ON the surface, news that the minor American Hockey League will expand to Kentucky seems a novel and mostly insignificant development.

Nonetheless, it illustrates a strong current in American sports today, namely the race by sports leagues and entrepreneurs to test all potentially fertile markets, whether it's indoor beach volleyball in Madison Square Garden or hockey in Lexington's Rupp Arena.

Geographically, ice hockey seems a stretch in horse-and-hoops country, especially in Lexington, where the the University of Kentucky basketball team is king.

The group that made the decision to start the expansion team realizes the move looks ludicrous, given that there's no permanent ice surface in the 23,000-seat Rupp Arena and only one hockey rink of any kind within two hours of town.

Still, after exploring locations from New England to the Gulf of Mexico, the owners liked Lexington for a number of reasons, including:

*The University of Kentucky's club hockey team attracts 1,000 spectators per game despite having to play at midnight because of limited rink availability.

*UK basketball is so popular that many fans who might like to take their families to college basketball games can't get in. Minor-league hockey will provide a viewing option.

*There is no other professional sports competition in town and the team, while distant from any established AHL clubs, is positioned to be at the gateway of future league expansion.

The New Hampshire-based ownership group includes two officers of USA Hockey, the sport's national governing body. Walter Bush, USA Hockey's president, and Ron DeGregorio, its treasurer, are among the partners of the yet-unnamed pro team that won't see action until the 1996-97 season. Erik DeGregorio, Ron's son and a team spokesman, says the hardest decision was to wait a year before playing a game.

The Babe saluted in stamp and seminar

HOW widespread was Babe Ruth's fame? One measure was seen earlier this year on his 100th birthday. Guyana in South America issued a commemorative postage stamp to salute the occasion, and Liberia in Africa came out with a special dual coin set carrying Ruth's likeness. Also, Hofstra University in Hempstead, N.Y., held a two-day conference last month to study Ruth's impact on everything from law and poetry to the women's movement and international relations -- along with baseball, of course.

Ruth is the only player caught stealing on the final play of a World Series. He had no one to blame but himself, since he ran on his own in the 9th inning of Game 7 in the 1926 Series. With four home runs, Ruth had positioned himself to be the Series hero. Instead, he wore the goat horns after St. Louis catcher Bob O'Farrell stopped him at second base, thwarting his attempt to score the tying run.

Touching other bases

*Major football bowl games are on the brink of adopting a tie-breaking system.

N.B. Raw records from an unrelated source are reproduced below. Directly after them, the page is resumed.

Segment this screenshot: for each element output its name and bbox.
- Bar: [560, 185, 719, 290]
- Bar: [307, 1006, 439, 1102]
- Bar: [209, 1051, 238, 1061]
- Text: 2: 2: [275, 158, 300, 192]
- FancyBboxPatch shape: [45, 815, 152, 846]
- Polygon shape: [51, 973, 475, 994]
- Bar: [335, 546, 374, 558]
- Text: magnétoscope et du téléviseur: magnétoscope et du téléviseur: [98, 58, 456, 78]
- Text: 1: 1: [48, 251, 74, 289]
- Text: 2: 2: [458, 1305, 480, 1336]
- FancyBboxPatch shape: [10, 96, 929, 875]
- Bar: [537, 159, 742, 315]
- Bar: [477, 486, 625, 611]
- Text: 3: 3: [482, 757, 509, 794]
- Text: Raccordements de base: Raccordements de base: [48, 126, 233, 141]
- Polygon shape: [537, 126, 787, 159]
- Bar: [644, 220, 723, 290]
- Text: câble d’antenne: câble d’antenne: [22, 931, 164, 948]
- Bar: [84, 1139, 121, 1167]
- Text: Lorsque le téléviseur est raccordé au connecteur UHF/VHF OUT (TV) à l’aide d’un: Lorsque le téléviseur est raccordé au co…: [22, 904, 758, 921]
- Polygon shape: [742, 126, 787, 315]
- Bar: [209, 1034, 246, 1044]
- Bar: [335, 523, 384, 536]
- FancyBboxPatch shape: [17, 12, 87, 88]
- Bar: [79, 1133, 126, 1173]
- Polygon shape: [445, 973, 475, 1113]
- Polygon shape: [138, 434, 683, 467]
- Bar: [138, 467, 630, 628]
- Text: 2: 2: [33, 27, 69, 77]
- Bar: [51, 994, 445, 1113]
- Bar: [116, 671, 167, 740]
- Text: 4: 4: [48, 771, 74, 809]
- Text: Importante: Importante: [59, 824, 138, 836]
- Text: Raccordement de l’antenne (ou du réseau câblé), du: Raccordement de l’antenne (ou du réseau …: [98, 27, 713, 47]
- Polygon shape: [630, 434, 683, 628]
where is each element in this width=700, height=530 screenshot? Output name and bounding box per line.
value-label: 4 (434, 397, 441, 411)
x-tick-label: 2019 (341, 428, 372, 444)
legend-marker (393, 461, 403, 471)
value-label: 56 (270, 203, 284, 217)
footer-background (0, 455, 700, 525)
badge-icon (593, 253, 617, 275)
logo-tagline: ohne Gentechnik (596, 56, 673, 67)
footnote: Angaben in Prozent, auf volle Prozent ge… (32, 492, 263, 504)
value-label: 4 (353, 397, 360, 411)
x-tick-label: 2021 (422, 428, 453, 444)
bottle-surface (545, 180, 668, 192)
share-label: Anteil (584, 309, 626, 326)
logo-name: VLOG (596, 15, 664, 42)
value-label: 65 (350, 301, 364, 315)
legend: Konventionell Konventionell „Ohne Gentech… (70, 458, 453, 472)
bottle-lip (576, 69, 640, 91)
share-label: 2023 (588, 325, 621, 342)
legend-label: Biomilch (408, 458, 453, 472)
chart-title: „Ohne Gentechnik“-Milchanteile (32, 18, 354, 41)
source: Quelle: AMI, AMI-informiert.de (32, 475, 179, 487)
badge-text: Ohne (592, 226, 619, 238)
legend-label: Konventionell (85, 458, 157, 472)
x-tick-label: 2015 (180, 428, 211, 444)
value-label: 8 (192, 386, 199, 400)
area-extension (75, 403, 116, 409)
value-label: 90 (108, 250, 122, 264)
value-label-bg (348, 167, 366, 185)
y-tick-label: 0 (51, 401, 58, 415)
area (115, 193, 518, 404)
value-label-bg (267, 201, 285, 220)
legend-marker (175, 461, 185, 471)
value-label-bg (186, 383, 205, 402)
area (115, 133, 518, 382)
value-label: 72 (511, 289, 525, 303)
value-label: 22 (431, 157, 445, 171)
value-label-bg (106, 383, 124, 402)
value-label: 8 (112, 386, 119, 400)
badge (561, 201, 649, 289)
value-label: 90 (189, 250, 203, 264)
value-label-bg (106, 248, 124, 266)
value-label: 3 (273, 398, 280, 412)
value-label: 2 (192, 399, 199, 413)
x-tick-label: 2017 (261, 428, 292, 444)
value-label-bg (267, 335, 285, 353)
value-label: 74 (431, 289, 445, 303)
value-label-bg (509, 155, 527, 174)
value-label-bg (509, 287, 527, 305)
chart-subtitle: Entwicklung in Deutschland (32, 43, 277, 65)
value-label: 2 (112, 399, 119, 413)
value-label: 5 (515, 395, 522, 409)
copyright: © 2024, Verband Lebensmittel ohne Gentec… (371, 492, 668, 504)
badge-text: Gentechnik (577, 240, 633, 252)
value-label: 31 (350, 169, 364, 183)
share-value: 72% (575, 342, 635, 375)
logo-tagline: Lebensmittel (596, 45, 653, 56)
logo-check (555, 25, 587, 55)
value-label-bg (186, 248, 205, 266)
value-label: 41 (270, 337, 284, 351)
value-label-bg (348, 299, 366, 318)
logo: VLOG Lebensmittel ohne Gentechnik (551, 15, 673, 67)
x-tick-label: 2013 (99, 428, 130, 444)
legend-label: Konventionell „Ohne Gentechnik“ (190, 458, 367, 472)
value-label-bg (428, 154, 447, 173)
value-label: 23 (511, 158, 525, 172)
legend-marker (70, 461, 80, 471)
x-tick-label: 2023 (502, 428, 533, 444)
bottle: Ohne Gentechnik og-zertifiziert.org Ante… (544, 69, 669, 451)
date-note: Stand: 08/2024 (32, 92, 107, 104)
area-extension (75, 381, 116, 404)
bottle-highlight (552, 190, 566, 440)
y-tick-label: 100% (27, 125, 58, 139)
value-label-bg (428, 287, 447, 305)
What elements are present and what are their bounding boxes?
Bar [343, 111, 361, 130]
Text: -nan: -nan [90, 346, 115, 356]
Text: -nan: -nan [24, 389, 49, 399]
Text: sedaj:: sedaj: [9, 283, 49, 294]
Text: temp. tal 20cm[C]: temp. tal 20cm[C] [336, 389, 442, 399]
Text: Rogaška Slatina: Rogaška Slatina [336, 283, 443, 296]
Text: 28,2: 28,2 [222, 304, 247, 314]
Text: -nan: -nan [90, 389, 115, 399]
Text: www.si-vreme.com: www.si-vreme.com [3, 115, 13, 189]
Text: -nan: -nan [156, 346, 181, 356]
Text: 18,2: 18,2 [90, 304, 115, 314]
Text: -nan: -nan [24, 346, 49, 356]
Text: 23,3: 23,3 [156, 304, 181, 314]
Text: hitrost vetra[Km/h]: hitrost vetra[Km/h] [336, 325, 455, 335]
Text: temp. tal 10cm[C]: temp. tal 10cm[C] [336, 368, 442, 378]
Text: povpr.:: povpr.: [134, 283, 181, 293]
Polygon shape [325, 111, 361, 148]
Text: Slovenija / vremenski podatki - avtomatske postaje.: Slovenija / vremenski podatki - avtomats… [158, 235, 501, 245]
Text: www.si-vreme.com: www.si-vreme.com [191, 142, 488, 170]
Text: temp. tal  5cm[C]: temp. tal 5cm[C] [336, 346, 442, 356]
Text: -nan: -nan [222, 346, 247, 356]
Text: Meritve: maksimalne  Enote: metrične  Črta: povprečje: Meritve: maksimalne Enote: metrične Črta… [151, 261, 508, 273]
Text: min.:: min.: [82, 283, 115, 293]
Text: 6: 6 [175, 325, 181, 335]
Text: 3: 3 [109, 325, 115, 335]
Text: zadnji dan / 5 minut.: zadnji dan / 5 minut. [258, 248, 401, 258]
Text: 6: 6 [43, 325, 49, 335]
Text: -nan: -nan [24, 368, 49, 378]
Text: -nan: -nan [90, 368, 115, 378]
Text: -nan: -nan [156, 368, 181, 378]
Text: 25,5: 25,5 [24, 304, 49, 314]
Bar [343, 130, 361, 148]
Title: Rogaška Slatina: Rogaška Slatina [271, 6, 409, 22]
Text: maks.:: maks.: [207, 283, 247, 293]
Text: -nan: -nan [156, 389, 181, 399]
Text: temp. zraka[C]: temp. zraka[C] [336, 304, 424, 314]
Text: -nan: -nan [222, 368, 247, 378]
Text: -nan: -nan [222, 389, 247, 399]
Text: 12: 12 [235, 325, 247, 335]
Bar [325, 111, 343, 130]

The Special Events Committee of the National Collegiate Athletic Association has recommended a tie-breaking format in which each team would get an opportunity to score, with alternating offensive series starting on the opponents' 25-yard line. The committee also gave preliminary approval to a new postseason game, the Haka Bowl, to be played in New Zealand.

*For an athlete who has to scatter his training fire in 10 directions, Dan O'Brien, the reigning decathlon world record holder, is quite a sprinter. His best 100-meter time (10.23 seconds) would have earned him a 1980 Olympic gold medal in that event if he had competed. Credit the Amateur Athletic Foundation of Los Angeles with this find.